Razzmatazz Sala 2, 26th November 2015
As the boom-bap tones of local support act Herida Abierta begin to fade out, crowds of bodies dressed in baggy jeans, flat peak hats and high-top trainers begin to shuffle their way in.

This is Sala 2 in the legendary Razzmatazz, one of Barcelona’s best regarded music venues. To some it is a partially derelict warehouse on the outskirts of the city centre, while to the more discerning local it is something of an institution which has hosted many of the biggest names in international music.

Tonight, Pete Rock will take to the decks to provide the soundtrack to another memorable night in the iconic venue.
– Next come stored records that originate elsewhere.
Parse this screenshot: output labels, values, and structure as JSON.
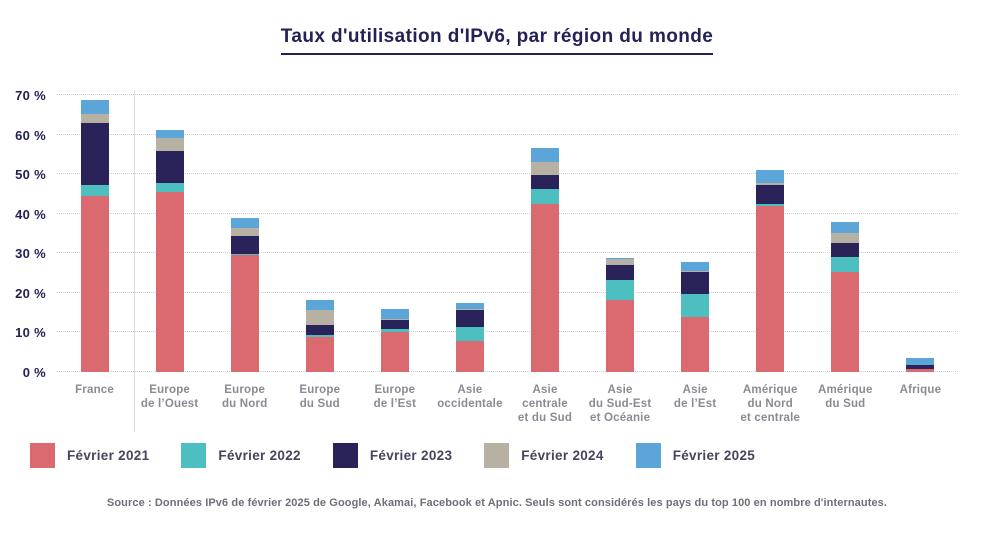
{
  "title": "Taux d'utilisation d'IPv6, par région du monde",
  "source_note": "Source : Données IPv6 de février 2025 de Google, Akamai, Facebook et Apnic. Seuls sont considérés les pays du top 100 en nombre d'internautes.",
  "colors": {
    "title_text": "#232256",
    "axis_label_text": "#232256",
    "category_label_text": "#8b8a94",
    "legend_label_text": "#45455c",
    "source_text": "#6f6e79",
    "gridline": "#cfcfd6",
    "separator_line": "#dcdce0",
    "background": "#ffffff"
  },
  "chart_data": {
    "type": "bar",
    "stacked": true,
    "unit": "%",
    "title": "Taux d'utilisation d'IPv6, par région du monde",
    "xlabel": "",
    "ylabel": "",
    "ylim": [
      0,
      70
    ],
    "ytick_step": 10,
    "ytick_labels": [
      "0 %",
      "10 %",
      "20 %",
      "30 %",
      "40 %",
      "50 %",
      "60 %",
      "70 %"
    ],
    "grid": "horizontal-dotted",
    "legend_position": "bottom",
    "separator_after_category": "France",
    "categories": [
      "France",
      "Europe\nde l’Ouest",
      "Europe\ndu Nord",
      "Europe\ndu Sud",
      "Europe\nde l’Est",
      "Asie\noccidentale",
      "Asie\ncentrale\net du Sud",
      "Asie\ndu Sud-Est\net Océanie",
      "Asie\nde l’Est",
      "Amérique\ndu Nord\net centrale",
      "Amérique\ndu Sud",
      "Afrique"
    ],
    "series": [
      {
        "name": "Février 2021",
        "color": "#db6a70",
        "values": [
          44.6,
          45.6,
          29.5,
          8.8,
          10.1,
          7.9,
          42.4,
          18.1,
          13.9,
          42.0,
          25.2,
          0.7
        ]
      },
      {
        "name": "Février 2022",
        "color": "#4dbfc1",
        "values": [
          2.7,
          2.2,
          0.4,
          0.5,
          0.7,
          3.4,
          3.8,
          5.1,
          5.7,
          0.4,
          3.8,
          0.1
        ]
      },
      {
        "name": "Février 2023",
        "color": "#29235a",
        "values": [
          15.7,
          8.1,
          4.6,
          2.5,
          2.3,
          4.4,
          3.5,
          3.8,
          5.6,
          4.9,
          3.7,
          1.0
        ]
      },
      {
        "name": "Février 2024",
        "color": "#b7b1a4",
        "values": [
          2.2,
          3.3,
          2.0,
          3.8,
          0.3,
          0.2,
          3.4,
          1.5,
          0.3,
          0.6,
          2.5,
          0.1
        ]
      },
      {
        "name": "Février 2025",
        "color": "#5ca5d9",
        "values": [
          3.5,
          2.0,
          2.5,
          2.5,
          2.5,
          1.6,
          3.6,
          0.2,
          2.2,
          3.2,
          2.8,
          1.6
        ]
      }
    ],
    "stacked_totals": [
      68.7,
      61.2,
      39.0,
      18.1,
      15.9,
      17.5,
      56.7,
      28.7,
      27.7,
      51.1,
      38.0,
      3.5
    ]
  }
}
The New York hip-hop veteran is playing his first ever show in Barcelona, and legions of loyal fans arrive with high expectations.

As they amass at the bar, weed smoke drifts in from the terrace and snippets of French and English can be heard over the dull thud of the sound check on stage, blending with the ubiquitous Spanish and Catalan to create a truly Barcelonan backdrop to the night’s proceedings.

Before too long, the man himself steps onto the stage to rapturous applause. His face glowing behind the luminous glare of his laptop, Pete Rock prepares his first track — ‘The Creator’ — which he heartily rhymes over, transporting the crowd back to New York in the early 90s with its pounding boom-bap rhythms and distinctive trumpet samples.

This is a deliberate ploy by Rock to take his fans on a musical journey. In the next hour and a half the producer will play iconic tracks spanning decades and eras from the disco of the 1970s to the funk of the 1980s and, of course, the Golden Era of 1990s hip-hop.

“If you love hip-hop then you’ve got to love soul music!”

Rock makes his declaration over the mic after his first track, before delving straight in to the Beegees and moving on to ‘Dazz’ by Brick – famous among most younger members of the crowd as the sample that Ice Cube used for his outrageous NWA diss track ‘No Vaseline’.

Rock blends all of his selections with the ease that you would expect from a DJ and producer of such pedigree, and his track choice is enough to send his fans into a frenzy at times. Chic’s ‘Good Times’ is followed by two of its musical children — ‘Rapper’s Delight’ by the Sugar Hill Gang and Queen’s ‘Another One Bites The Dust’.

A triplet of Michael Jackson songs then gives way to music more in line with what the crowd were expecting to hear — Raekwon, Ghostface Killah, ODB et al. spitting over some vintage RZA beats.

As Rock begins to flex his muscles with the likes of Nas and A Tribe Called Quest, the crowd can sense that the climax is approaching. Whilst Rock’s own reluctant vocal sample rings around the room on Illmatic’s timeless ‘The World Is Yours’, the producer is preparing his last couple of tracks for the night.

A tribute to the late J Dilla is followed by Pete Rock and CL Smooth’s crowning glory – ‘They Reminisce Over You’. The unforgettable loop of that trumpet echoes on until Rock dips the sound to listen to his fans tooting along, joyfully nodding their heads in appreciation of the craftsmanship of one of the greatest hip-hop producers of the 1990s.

As Rock’s bassy New York drawl thanks the crowd, his appreciation is greeted by the delighted cheers and whistles of a city that had waited since the early 90s for him to visit them.

This is an audience that will leave safe in the knowledge that they have just witnessed the most unique lecture on hip-hop history from one of the subject’s foremost luminaries.